2026년 3월 6일·AI / ML·

3장: lm-evaluation-harness 심층 분석

EleutherAI의 lm-evaluation-harness를 심층 분석합니다. 200개 이상의 태스크, 25개 이상의 모델 백엔드, HuggingFace 리더보드 백엔드로서의 역할, 설치부터 커스텀 태스크 작성까지 실전 가이드를 제공합니다.

14분716자10개 섹션

ai evaluation mlops

ai-eval-harness3 / 10

1 2 3 4 5 6 7 8 9 10

이전2장: 평가 하네스 아키텍처와 핵심 개념 다음4장: HELM - 종합적 모델 평가 프레임워크

이 장에서 배울 내용

lm-evaluation-harness의 탄생 배경과 생태계에서의 위치
프레임워크의 내부 아키텍처와 핵심 모듈
설치, 설정, 기본 실행 방법
태스크 YAML 설정의 구조와 작성법
커스텀 태스크를 만드는 실전 워크플로우
HuggingFace Open LLM Leaderboard와의 관계

EleutherAI가 개발한 lm-evaluation-harness는 대규모 언어 모델 평가의 사실상 표준(de facto standard)으로 자리잡았습니다. NVIDIA, Cohere, BigScience, Mosaic ML 등 주요 AI 기업과 연구기관이 자사 모델 평가에 이 프레임워크를 사용하고 있으며, HuggingFace의 Open LLM Leaderboard의 백엔드 엔진으로 채택되어 있습니다.

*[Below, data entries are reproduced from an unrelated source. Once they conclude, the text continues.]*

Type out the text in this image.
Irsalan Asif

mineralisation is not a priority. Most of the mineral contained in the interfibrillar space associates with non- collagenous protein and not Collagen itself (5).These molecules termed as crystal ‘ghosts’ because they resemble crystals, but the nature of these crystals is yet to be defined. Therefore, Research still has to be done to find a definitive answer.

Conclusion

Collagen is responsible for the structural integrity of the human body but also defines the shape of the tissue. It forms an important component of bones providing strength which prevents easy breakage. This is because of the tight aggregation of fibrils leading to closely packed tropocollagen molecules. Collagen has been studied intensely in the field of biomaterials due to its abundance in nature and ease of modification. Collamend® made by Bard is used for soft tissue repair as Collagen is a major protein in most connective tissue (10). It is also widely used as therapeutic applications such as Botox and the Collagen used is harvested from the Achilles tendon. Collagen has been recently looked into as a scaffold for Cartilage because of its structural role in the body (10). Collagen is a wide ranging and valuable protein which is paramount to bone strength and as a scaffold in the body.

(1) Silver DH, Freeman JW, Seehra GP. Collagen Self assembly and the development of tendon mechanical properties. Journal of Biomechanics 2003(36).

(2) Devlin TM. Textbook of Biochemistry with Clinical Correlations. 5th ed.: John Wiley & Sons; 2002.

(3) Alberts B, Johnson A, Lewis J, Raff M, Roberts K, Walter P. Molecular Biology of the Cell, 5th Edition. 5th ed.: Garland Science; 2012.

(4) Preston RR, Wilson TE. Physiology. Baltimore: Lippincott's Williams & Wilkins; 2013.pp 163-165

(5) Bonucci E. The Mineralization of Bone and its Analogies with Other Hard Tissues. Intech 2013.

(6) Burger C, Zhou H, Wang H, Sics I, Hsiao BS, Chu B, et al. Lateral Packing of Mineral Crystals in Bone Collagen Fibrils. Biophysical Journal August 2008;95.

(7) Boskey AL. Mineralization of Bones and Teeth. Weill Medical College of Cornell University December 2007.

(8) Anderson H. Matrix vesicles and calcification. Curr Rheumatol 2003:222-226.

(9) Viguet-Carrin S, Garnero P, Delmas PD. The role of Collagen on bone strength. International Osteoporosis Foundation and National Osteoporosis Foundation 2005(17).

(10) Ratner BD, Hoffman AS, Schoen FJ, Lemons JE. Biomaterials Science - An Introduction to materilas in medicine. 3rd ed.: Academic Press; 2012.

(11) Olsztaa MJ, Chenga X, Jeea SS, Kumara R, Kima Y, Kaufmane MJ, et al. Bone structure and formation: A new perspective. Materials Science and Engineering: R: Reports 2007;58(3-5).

이 프레임워크가 광범위하게 채택된 이유는 명확합니다.

200개 이상의 사전 정의 태스크: MMLU, HellaSwag, ARC, TruthfulQA, GSM8K 등 주요 벤치마크를 즉시 실행 가능
25개 이상의 모델 백엔드: HuggingFace Transformers, GPT-NeoX, Megatron-DeepSpeed, vLLM, OpenAI API 등 지원
토큰화 비의존적(Tokenization-Agnostic) 설계: 모델의 토크나이저에 관계없이 공정한 평가 가능
YAML 기반 태스크 정의: 코드 변경 없이 새로운 태스크 추가 가능

내부 아키텍처

lm-evaluation-harness의 내부 구조는 2장에서 살펴본 아키텍처 원칙을 충실히 따릅니다.

핵심 클래스 구조

프레임워크의 핵심은 세 가지 추상화에 있습니다.

Task: 평가 태스크의 전체 생명주기를 관리합니다. 데이터셋 로드, 프롬프트 구성, 정답 추출, 메트릭 계산까지 담당합니다.

LM (Language Model): 모델 백엔드의 추상 인터페이스입니다. generate_until, loglikelihood, loglikelihood_rolling 세 가지 메서드를 정의합니다.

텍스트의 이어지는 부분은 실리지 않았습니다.